E como continuamos tratando de #OcupaTudo, #OcupaUFPA e #ForaTemer, reproduzo minha resposta, no Facebook, a um aluno que questionava as "perdas pessoais" que uma greve lhe traria:
Toda greve é necessariamente incômoda, senão não alcançaria seus objetivos. Ser incômoda é a essência de uma greve, é a sua natureza. O problema é que, às vezes, esses incômodos não permitem que nós vejamos os resultados que elas trazem. Acho muito importante, diante dessas situações, fazer um exercício de transcendência, com dois movimentos, que é o seguinte: Movimento 1) pensar historicamente, procurando ver o que as greves e lutas sociais do passado trouxeram para mim, hoje, que eu não estou percebendo e Movimento 2) pensar sociologicamente, procurando ver o que as greves e lutas sociais, do presente, podem trazer para mim mesmo e para outras pessoas.
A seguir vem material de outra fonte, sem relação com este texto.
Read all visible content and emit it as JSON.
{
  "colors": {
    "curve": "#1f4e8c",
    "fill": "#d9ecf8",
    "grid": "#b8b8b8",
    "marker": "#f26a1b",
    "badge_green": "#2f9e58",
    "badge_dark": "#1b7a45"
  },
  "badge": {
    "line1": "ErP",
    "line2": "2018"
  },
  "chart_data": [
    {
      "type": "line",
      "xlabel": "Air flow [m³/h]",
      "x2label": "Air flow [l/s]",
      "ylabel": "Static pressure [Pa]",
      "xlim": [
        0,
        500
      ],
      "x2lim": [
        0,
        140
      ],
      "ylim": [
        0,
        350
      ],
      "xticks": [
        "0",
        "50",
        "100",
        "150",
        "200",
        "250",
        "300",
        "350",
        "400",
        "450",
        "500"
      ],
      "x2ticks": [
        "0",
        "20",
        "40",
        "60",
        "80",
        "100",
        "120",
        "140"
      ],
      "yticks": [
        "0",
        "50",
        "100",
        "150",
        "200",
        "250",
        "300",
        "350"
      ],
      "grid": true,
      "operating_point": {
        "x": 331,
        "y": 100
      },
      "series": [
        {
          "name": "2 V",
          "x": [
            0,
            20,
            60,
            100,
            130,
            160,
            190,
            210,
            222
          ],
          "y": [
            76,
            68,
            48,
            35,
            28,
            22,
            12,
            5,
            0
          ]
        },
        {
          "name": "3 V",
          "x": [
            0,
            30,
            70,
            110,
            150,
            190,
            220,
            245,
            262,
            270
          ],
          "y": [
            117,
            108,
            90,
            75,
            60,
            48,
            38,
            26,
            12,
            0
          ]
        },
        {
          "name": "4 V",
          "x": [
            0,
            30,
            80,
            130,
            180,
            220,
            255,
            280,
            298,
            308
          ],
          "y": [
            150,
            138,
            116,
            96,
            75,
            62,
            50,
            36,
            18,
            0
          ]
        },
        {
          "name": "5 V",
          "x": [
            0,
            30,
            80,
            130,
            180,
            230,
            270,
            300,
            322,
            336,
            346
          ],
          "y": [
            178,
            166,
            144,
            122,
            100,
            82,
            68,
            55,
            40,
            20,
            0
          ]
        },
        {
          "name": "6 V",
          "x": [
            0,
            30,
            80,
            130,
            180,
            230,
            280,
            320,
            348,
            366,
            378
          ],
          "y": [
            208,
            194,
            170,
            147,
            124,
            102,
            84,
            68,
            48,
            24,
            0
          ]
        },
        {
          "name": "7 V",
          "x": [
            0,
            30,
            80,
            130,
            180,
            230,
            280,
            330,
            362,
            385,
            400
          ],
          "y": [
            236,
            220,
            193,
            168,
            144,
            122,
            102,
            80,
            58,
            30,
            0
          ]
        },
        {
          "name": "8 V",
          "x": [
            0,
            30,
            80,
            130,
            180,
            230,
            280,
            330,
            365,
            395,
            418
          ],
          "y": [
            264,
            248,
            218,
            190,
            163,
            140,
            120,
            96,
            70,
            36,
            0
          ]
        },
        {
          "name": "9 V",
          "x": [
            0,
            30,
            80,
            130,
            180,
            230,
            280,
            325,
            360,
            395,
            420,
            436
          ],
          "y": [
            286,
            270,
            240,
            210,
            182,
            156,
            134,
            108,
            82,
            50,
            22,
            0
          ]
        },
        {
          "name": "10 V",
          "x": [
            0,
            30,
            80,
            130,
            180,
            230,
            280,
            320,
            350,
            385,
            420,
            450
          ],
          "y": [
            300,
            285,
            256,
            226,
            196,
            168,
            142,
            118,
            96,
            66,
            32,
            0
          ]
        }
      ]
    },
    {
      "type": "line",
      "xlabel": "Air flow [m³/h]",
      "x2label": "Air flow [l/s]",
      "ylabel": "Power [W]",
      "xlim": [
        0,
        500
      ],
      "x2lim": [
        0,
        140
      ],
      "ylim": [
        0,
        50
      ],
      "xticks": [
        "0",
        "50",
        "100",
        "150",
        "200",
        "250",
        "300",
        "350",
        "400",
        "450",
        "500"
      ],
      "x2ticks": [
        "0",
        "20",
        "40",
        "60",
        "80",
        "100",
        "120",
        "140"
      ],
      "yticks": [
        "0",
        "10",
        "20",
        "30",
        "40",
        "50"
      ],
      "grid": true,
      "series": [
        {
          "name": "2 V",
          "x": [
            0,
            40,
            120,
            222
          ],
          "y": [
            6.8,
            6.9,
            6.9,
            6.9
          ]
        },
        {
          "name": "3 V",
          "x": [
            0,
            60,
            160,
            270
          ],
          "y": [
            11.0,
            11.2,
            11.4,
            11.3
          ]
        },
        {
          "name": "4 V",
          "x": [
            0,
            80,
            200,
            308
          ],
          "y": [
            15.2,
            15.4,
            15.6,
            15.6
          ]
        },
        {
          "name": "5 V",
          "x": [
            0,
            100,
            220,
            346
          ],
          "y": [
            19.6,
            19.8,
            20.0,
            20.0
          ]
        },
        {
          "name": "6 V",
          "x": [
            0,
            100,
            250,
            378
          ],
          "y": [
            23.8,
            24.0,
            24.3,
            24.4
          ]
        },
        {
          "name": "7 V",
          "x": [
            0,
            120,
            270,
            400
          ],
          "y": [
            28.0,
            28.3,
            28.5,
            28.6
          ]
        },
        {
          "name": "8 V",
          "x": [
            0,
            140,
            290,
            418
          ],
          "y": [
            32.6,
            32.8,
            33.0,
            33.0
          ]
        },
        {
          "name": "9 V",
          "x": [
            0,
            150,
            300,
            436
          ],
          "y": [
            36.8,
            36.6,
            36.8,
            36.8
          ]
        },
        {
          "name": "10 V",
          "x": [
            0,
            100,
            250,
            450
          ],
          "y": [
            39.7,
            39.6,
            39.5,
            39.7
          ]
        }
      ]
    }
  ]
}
Gostaria de lhe dar dois elementos que podem ajudar a fazer esse Movimento 1: O primeiro é que você tem acesso ao RU (Restaurante Universitário), não tem? Pois é. Quando eu era estudante, nesta mesma universidade na qual hoje sou seu orientador de mestrado, eu não tinha. E, naquele tempo, nós fizemos greve e lutamos, durante muito tempo pelo RU que vc tem agora. Por causa disso, se não me engano em 1988, inclusive invadimos e ocupamos a Reitoria.
Outro exemplo: como estudante você tem direito a meia-passagem nos ônibus e a meio-ingresso em eventos culturais, não tem? Pois é. Mais uma vez eu, como estudante, não tinha nada disso. Nunca tive. Mas fizemos greve e lutamos por isso. Aliás, neste último caso, foi uma luta mesmo, invadindo ônibus, furando pneu e desviando rotas. E hoje você tem o seu direito à meia-passagem e à meia-entrada.
Junto com isso poderia citar inúmeras coisas que afetam a sua qualidade de vida e as suas condições de educação: qualidade das aulas, salários dos professores, residência estudantil, serviços médicos, equipamentos e laboratórios, concursos públicos, transparência e muito, muito respeito.
Pode ser que você não saiba, mas nada disso foi sem luta. Se você perceber isso, se fizer esse movimento de transcendência e compreender que nada do que você tem, na universidade, foi lhe dado pelo bom senso ou pela simples generosidade dos gestores mas sim reivindicado e conquistado com diálogo permanente e, eventualmente, com lutas e greves, você, talvez, compreenda melhor a importância do que está acontecendo agora.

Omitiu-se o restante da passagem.